Israeli engineers, working through public-private partnerships, have invented more intense, ecologically specific irrigation technologies: Siegel extols drip irrigation, invented in Israel and now more commonly being adopted in other nations and continents. Israeli agronomists have created new plant variants that put more growth into edible fruits and flesh, less into inedible stems and foliage. This boosts agricultural yield from limited water applications, costing less in transpiration and wastage.
Israel’s National Water Carrier, which moves water from the moister north to the arid south with minimal evaporation, rivals the Interstate Highway System as a marvel of public-spirited engineering. Israel has found ways to recycle urban wastewater into clean, fresh irrigation, and connect water where it is with soil where water’s needed. Siegel describes the public commitment to water in ways familiar to Americans praising George Washington every July 4th.
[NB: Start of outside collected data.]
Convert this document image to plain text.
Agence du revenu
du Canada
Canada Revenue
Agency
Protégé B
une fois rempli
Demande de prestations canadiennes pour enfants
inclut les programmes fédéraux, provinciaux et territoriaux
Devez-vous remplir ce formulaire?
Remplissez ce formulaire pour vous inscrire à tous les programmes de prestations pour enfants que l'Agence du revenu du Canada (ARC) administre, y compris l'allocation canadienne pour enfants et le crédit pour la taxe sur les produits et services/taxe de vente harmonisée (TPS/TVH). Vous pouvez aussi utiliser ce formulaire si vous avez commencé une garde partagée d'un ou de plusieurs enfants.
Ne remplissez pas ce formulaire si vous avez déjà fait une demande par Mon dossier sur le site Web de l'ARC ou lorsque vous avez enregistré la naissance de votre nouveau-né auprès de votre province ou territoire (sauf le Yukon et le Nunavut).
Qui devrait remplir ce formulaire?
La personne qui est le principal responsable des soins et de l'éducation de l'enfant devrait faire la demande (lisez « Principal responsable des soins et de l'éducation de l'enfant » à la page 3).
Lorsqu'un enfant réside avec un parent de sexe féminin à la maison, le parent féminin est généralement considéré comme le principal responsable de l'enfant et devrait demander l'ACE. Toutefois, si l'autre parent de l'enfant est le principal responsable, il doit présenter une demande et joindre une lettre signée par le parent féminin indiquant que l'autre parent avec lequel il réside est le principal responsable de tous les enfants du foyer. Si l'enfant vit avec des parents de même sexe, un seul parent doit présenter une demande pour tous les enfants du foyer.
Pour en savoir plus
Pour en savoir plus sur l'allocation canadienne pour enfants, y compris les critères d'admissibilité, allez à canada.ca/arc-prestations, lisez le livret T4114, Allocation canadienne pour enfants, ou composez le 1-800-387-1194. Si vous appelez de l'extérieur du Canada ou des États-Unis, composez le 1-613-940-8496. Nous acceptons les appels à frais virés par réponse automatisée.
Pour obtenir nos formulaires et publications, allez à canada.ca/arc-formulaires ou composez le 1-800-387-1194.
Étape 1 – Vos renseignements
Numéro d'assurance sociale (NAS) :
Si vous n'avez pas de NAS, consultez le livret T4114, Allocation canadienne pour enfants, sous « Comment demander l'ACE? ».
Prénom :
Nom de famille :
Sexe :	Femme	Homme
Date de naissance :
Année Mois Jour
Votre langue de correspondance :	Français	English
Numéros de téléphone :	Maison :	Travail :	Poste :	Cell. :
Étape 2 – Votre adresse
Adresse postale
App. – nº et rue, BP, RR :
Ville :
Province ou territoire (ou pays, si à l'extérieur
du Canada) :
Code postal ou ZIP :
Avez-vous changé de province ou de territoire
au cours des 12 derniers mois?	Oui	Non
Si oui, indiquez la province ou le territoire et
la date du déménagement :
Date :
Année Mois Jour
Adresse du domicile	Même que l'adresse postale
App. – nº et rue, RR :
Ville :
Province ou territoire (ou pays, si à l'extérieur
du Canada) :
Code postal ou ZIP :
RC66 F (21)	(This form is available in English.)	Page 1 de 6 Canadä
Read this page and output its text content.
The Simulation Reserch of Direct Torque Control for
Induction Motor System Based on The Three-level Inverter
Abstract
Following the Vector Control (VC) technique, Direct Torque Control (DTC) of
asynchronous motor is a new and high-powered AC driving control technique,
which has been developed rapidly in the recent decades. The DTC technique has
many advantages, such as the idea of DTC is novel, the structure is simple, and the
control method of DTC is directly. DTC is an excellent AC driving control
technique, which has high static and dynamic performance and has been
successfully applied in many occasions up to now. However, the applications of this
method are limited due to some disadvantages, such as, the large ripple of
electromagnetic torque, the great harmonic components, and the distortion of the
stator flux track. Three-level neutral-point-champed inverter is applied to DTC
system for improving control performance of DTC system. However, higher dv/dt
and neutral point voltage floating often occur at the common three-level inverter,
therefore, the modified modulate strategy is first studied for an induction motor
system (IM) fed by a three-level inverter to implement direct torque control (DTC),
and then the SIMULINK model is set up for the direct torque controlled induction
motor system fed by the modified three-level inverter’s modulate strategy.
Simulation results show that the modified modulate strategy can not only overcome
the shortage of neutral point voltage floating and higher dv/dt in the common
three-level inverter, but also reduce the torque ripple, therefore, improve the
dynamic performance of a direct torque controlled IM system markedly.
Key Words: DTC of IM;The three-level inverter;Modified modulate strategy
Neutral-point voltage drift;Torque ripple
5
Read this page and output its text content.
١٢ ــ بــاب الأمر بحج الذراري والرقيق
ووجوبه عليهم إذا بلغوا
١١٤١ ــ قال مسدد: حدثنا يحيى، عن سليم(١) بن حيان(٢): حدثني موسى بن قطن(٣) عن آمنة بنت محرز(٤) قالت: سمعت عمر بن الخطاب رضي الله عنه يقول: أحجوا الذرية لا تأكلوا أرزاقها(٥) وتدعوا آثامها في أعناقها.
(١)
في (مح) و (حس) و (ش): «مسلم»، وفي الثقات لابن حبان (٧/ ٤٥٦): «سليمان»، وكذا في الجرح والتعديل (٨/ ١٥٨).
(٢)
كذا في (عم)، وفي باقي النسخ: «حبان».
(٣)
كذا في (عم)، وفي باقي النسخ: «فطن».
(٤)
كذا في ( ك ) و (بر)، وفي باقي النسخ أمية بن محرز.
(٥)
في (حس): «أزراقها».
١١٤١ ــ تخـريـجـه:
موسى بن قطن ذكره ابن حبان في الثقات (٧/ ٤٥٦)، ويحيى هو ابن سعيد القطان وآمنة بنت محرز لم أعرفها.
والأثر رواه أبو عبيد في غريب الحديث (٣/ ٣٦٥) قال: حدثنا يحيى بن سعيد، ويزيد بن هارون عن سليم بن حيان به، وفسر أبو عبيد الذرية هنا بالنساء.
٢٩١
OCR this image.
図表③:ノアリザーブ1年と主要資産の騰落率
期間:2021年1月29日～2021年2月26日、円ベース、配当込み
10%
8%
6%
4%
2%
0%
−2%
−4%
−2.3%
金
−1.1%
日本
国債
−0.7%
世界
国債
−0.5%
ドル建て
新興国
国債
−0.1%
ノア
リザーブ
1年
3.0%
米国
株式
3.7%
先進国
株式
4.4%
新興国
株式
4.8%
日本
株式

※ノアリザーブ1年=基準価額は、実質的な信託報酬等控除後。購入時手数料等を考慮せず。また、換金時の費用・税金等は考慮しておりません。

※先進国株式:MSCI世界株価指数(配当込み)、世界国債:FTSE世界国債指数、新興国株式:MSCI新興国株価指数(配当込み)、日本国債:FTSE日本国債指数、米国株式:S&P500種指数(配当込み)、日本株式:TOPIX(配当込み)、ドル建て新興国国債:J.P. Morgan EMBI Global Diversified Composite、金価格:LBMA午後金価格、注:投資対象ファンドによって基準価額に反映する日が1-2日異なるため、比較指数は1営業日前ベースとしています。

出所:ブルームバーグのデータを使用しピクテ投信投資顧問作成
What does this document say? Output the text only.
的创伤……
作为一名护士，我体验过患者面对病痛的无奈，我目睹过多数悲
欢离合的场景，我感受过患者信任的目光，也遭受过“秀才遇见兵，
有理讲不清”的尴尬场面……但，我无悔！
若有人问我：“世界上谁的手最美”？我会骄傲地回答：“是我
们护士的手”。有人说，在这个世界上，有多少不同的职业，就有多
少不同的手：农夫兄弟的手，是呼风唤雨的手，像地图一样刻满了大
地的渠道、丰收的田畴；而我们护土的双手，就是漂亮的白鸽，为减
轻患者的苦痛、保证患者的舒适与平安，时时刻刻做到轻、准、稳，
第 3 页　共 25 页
This book describes technologies, social movements, and other important forces in language accessible to non-specialist readers. He describes very intricate advances in aquifer management, farming, and sewage removal, without bogging down in terminology. Siegel’s storytelling resembles a novel: much like Leon Uris, he makes Israeli history moving and alive. He’s just discussing water, and water policy, rather than war.
Siegel delves into the history of Israel’s water consumption style. It didn’t just intend to create better water usage; many of its techniques were invented to facilitate land grabs in places like the Negev before Partition in 1948. Some readers might find the political opportunism distasteful, and the implications for Palestinians who farm in more time-honored ways has harsh undertones, but Siegel spotlights the advances themselves, not transnational politics.
Informed readers realize water management issues aren’t one nation’s problem anymore. Droughts in California and floods in Texas signal new times for handling clean, drinkable water. Siegel’s descriptions of Israeli advances give world peoples hope that, as climate changes, human ingenuity can manage these changes proactively.